The United States has nearly 10 million square kilometers, about twenty times more than Spain. A gigantic expanse that seemed incomprehensible when, throughout the 19th century, settlers of European origin gradually extended westward, in a fiery conquest that would later inspire hundreds of films. These lands were an opportunity for enrichment to which thousands of pioneers succumbed, who gradually advanced towards the Pacific at the expense of the Native Americans who originally inhabited the region. Each new territory was a real mine to explode. The resources seemed endless.

But everything has a limit. In 1973, two of the most prestigious scientific organizations in the United States, the National Academy of Sciences and the National Academy of Engineering, produced a joint report in which they assessed the dramatic consequences of mining in the western coal belt of the country. His diagnosis was correct: tens of thousands of square kilometers had suffered Irreparable damage. They had become wastelands. Therefore, they have been officially declared “National Sacrifice Areas”.

It was the first time that a term was used which, half a century later, is used to designate many other regions of the planet that have suffered the same fate. Places where the air is unbreathable, the water is poisonous and almost no life springs from the earth. Places where life is a challenge both for human beings and for all kinds of animal and plant species. dead places whose existence is nevertheless essential to the maintenance of the way of life of the other places.

From north to south, from east to west

Although there are sacrificed areas in almost the entire world, what is called the global South bears the brunt of this: the peripheral countries of Africa, Asia or Latin America They are traditionally the ones who have seen logging areas multiply within their borders.

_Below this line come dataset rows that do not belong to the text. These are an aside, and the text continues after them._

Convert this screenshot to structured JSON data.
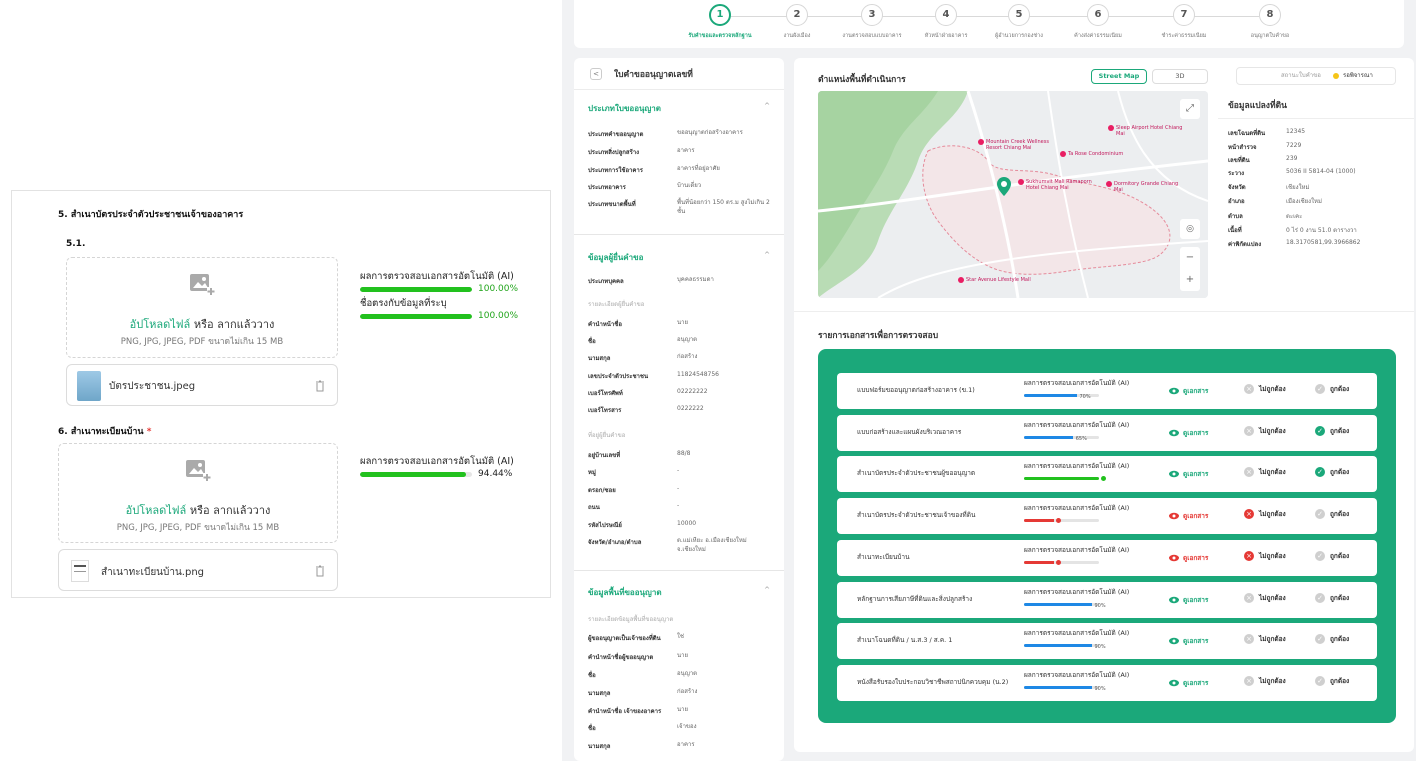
{
  "left": {
    "section5_title": "5. สำเนาบัตรประจำตัวประชาชนเจ้าของอาคาร",
    "section5_sub": "5.1.",
    "section6_title": "6. สำเนาทะเบียนบ้าน",
    "section6_required": "*",
    "upload_link": "อัปโหลดไฟล์",
    "upload_rest": "หรือ ลากแล้ววาง",
    "upload_hint": "PNG, JPG, JPEG, PDF ขนาดไม่เกิน 15 MB",
    "file1": "บัตรประชาชน.jpeg",
    "file2": "สำเนาทะเบียนบ้าน.png",
    "ai_label": "ผลการตรวจสอบเอกสารอัตโนมัติ (AI)",
    "match_label": "ชื่อตรงกับข้อมูลที่ระบุ",
    "ai1_pct": "100.00%",
    "ai1_value": 100,
    "match_pct": "100.00%",
    "match_value": 100,
    "ai2_pct": "94.44%",
    "ai2_value": 94.44
  },
  "steps": [
    {
      "num": "1",
      "label": "รับคำขอและตรวจหลักฐาน"
    },
    {
      "num": "2",
      "label": "งานผังเมือง"
    },
    {
      "num": "3",
      "label": "งานตรวจสอบแบบอาคาร"
    },
    {
      "num": "4",
      "label": "หัวหน้าฝ่ายอาคาร"
    },
    {
      "num": "5",
      "label": "ผู้อำนวยการกองช่าง"
    },
    {
      "num": "6",
      "label": "ค้างส่งค่าธรรมเนียม"
    },
    {
      "num": "7",
      "label": "ชำระค่าธรรมเนียม"
    },
    {
      "num": "8",
      "label": "อนุญาตใบคำขอ"
    }
  ],
  "info": {
    "title": "ใบคำขออนุญาตเลขที่",
    "back": "<",
    "chevron": "^",
    "g1": "ประเภทใบขออนุญาต",
    "g1_rows": [
      {
        "k": "ประเภทคำขออนุญาต",
        "v": "ขออนุญาตก่อสร้างอาคาร"
      },
      {
        "k": "ประเภทสิ่งปลูกสร้าง",
        "v": "อาคาร"
      },
      {
        "k": "ประเภทการใช้อาคาร",
        "v": "อาคารที่อยู่อาศัย"
      },
      {
        "k": "ประเภทอาคาร",
        "v": "บ้านเดี่ยว"
      },
      {
        "k": "ประเภทขนาดพื้นที่",
        "v": "พื้นที่น้อยกว่า 150 ตร.ม สูงไม่เกิน 2 ชั้น"
      }
    ],
    "g2": "ข้อมูลผู้ยื่นคำขอ",
    "g2_type_k": "ประเภทบุคคล",
    "g2_type_v": "บุคคลธรรมดา",
    "g2_note": "รายละเอียดผู้ยื่นคำขอ",
    "g2_rows": [
      {
        "k": "คำนำหน้าชื่อ",
        "v": "นาย"
      },
      {
        "k": "ชื่อ",
        "v": "อนุญาต"
      },
      {
        "k": "นามสกุล",
        "v": "ก่อสร้าง"
      },
      {
        "k": "เลขประจำตัวประชาชน",
        "v": "11824548756"
      },
      {
        "k": "เบอร์โทรศัพท์",
        "v": "02222222"
      },
      {
        "k": "เบอร์โทรสาร",
        "v": "0222222"
      }
    ],
    "g2_note2": "ที่อยู่ผู้ยื่นคำขอ",
    "g2_addr": [
      {
        "k": "อยู่บ้านเลขที่",
        "v": "88/8"
      },
      {
        "k": "หมู่",
        "v": "-"
      },
      {
        "k": "ตรอก/ซอย",
        "v": "-"
      },
      {
        "k": "ถนน",
        "v": "-"
      },
      {
        "k": "รหัสไปรษณีย์",
        "v": "10000"
      },
      {
        "k": "จังหวัด/อำเภอ/ตำบล",
        "v": "ต.แม่เหียะ อ.เมืองเชียงใหม่ จ.เชียงใหม่"
      }
    ],
    "g3": "ข้อมูลพื้นที่ขออนุญาต",
    "g3_note": "รายละเอียดข้อมูลพื้นที่ขออนุญาต",
    "g3_rows": [
      {
        "k": "ผู้ขออนุญาตเป็นเจ้าของที่ดิน",
        "v": "ใช่"
      },
      {
        "k": "คำนำหน้าชื่อผู้ขออนุญาต",
        "v": "นาย"
      },
      {
        "k": "ชื่อ",
        "v": "อนุญาต"
      },
      {
        "k": "นามสกุล",
        "v": "ก่อสร้าง"
      },
      {
        "k": "คำนำหน้าชื่อ เจ้าของอาคาร",
        "v": "นาย"
      },
      {
        "k": "ชื่อ",
        "v": "เจ้าของ"
      },
      {
        "k": "นามสกุล",
        "v": "อาคาร"
      }
    ]
  },
  "map": {
    "title": "ตำแหน่งพื้นที่ดำเนินการ",
    "tab_street": "Street Map",
    "tab_3d": "3D",
    "labels": [
      "Sleep Airport Hotel Chiang Mai",
      "Mountain Creek Wellness Resort Chiang Mai",
      "Ta Rose Condominium",
      "Sukhumvit Mali Ramaporn Hotel Chiang Mai",
      "Dormitory Grande Chiang Mai",
      "Star Avenue Lifestyle Mall"
    ],
    "zoom_in": "+",
    "zoom_out": "−",
    "expand": "⤢",
    "locate": "◎"
  },
  "status": {
    "label": "สถานะใบคำขอ",
    "value": "รอพิจารณา"
  },
  "parcel": {
    "title": "ข้อมูลแปลงที่ดิน",
    "rows": [
      {
        "k": "เลขโฉนดที่ดิน",
        "v": "12345"
      },
      {
        "k": "หน้าสำรวจ",
        "v": "7229"
      },
      {
        "k": "เลขที่ดิน",
        "v": "239"
      },
      {
        "k": "ระวาง",
        "v": "5036 II 5814-04 (1000)"
      },
      {
        "k": "จังหวัด",
        "v": "เชียงใหม่"
      },
      {
        "k": "อำเภอ",
        "v": "เมืองเชียงใหม่"
      },
      {
        "k": "ตำบล",
        "v": "ตะเคะ"
      },
      {
        "k": "เนื้อที่",
        "v": "0 ไร่ 0 งาน 51.0 ตารางวา"
      },
      {
        "k": "ค่าพิกัดแปลง",
        "v": "18.3170581,99.3966862"
      }
    ]
  },
  "docs": {
    "title": "รายการเอกสารเพื่อการตรวจสอบ",
    "ai_label": "ผลการตรวจสอบเอกสารอัตโนมัติ (AI)",
    "view": "ดูเอกสาร",
    "reject": "ไม่ถูกต้อง",
    "accept": "ถูกต้อง",
    "items": [
      {
        "name": "แบบฟอร์มขออนุญาตก่อสร้างอาคาร (ข.1)",
        "pct": "70%",
        "value": 70,
        "state": "pending"
      },
      {
        "name": "แบบก่อสร้างและแผนผังบริเวณอาคาร",
        "pct": "65%",
        "value": 65,
        "state": "ok"
      },
      {
        "name": "สำเนาบัตรประจำตัวประชาชนผู้ขออนุญาต",
        "pct": "",
        "value": 100,
        "state": "ok-green"
      },
      {
        "name": "สำเนาบัตรประจำตัวประชาชนเจ้าของที่ดิน",
        "pct": "",
        "value": 40,
        "state": "reject"
      },
      {
        "name": "สำเนาทะเบียนบ้าน",
        "pct": "",
        "value": 40,
        "state": "reject"
      },
      {
        "name": "หลักฐานการเสียภาษีที่ดินและสิ่งปลูกสร้าง",
        "pct": "90%",
        "value": 90,
        "state": "pending"
      },
      {
        "name": "สำเนาโฉนดที่ดิน / น.ส.3 / ส.ค. 1",
        "pct": "90%",
        "value": 90,
        "state": "pending"
      },
      {
        "name": "หนังสือรับรองใบประกอบวิชาชีพสถาปนิกควบคุม (น.2)",
        "pct": "90%",
        "value": 90,
        "state": "pending"
      }
    ]
  },
  "colors": {
    "brand": "#1ba87a",
    "green": "#22c11e",
    "blue": "#1e88e5",
    "red": "#e53935"
  }
}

The examples number in the dozens. He Aral Sea, in Uzbekistan, it was reduced to less than 10% of its original size after systematic transfers of water by the Soviet Union in the 1960s. In Accra, the capital of Ghana, the gigantic landfill of Agbogbloshie receives electronic waste from the richest countries, in a place as toxic as it is dark, where thousands of people burn plastic to extract the most precious minerals. In Between rivers (Argentina), more than 135,000 hectares of what was once one of the most lush forests in the country was the source of uncontrolled deforestation that occurred in just ten years, between 2007 and 2017. And in the Niger River Delta, In southern Nigeria, oil exploration has caused more than 6,800 oil spills, making it one of the most polluted areas in the world.

And in Spain? Experts agree that our country also has sacrificed areas. In fact, the term was put on the table after the successive environmental disasters that occurred in the Murcia Mar Menor. There, fertilizers used in nearby crops end up in the water, causing a lack of oxygen that has claimed the lives of thousands of fish. In Nerva (Huelva), a huge landfill receives hazardous waste from all over the world, which has put the neighbors on a war footing. And in provinces like Zamora, the installation of macro wind projects has created a landscape that environmentalists say has led to a serious loss of biodiversity.

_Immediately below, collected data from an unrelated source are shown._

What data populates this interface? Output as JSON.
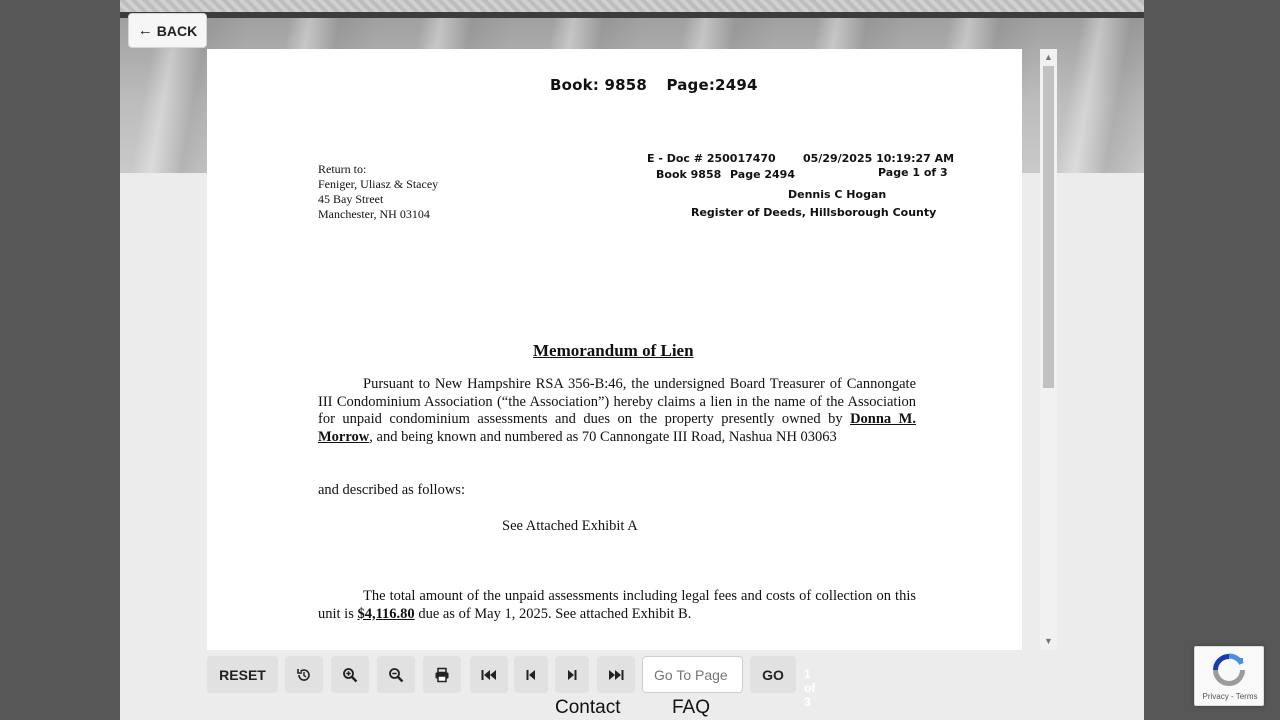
{
  "back_button": {
    "label": "BACK",
    "icon": "arrow-left-icon"
  },
  "document": {
    "book_label": "Book: 9858",
    "page_label": "Page:2494",
    "return_to": [
      "Return to:",
      "Feniger, Uliasz & Stacey",
      "45 Bay Street",
      "Manchester, NH 03104"
    ],
    "recording": {
      "edoc": "E - Doc # 250017470",
      "datetime": "05/29/2025 10:19:27 AM",
      "book": "Book 9858",
      "page": "Page 2494",
      "page_of": "Page 1 of 3",
      "name": "Dennis C Hogan",
      "office": "Register of Deeds, Hillsborough County"
    },
    "title": "Memorandum of Lien",
    "para1_a": "Pursuant to New Hampshire RSA 356-B:46, the undersigned Board Treasurer of Cannongate III Condominium Association (“the Association”) hereby claims a lien in the name of the Association for unpaid condominium assessments and dues on the property presently owned by ",
    "owner": "Donna M. Morrow",
    "para1_b": ", and being known and numbered as 70 Cannongate III Road, Nashua NH 03063",
    "para2": "and described as follows:",
    "exhibit": "See Attached Exhibit A",
    "para3_a": "The total amount of the unpaid assessments including legal fees and costs of collection on this unit is ",
    "amount": "$4,116.80",
    "para3_b": " due as of May 1, 2025. See attached Exhibit B."
  },
  "toolbar": {
    "reset_label": "RESET",
    "rotate_icon": "rotate-icon",
    "zoom_in_icon": "zoom-in-icon",
    "zoom_out_icon": "zoom-out-icon",
    "print_icon": "print-icon",
    "first_icon": "first-page-icon",
    "prev_icon": "previous-page-icon",
    "next_icon": "next-page-icon",
    "last_icon": "last-page-icon",
    "goto_placeholder": "Go To Page",
    "go_label": "GO",
    "page_count": "1 of 3"
  },
  "footer": {
    "contact": "Contact",
    "faq": "FAQ"
  },
  "recaptcha": {
    "privacy": "Privacy",
    "separator": " - ",
    "terms": "Terms"
  }
}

The existence of sacrificed zones is the direct consequence of a way of apprehending the world: extractivism. A production model which, as a consequence of the economic system, always tends towards infinite growth. But there is a problem: the planet’s resources are limited. And the damage caused by the exploitation of the territory, as occurs in the sacrificed areas, often irreversible. For this reason, more and more voices advocate a 180 degree turn in our relationship to the planet that places the lives of those who inhabit it at the center.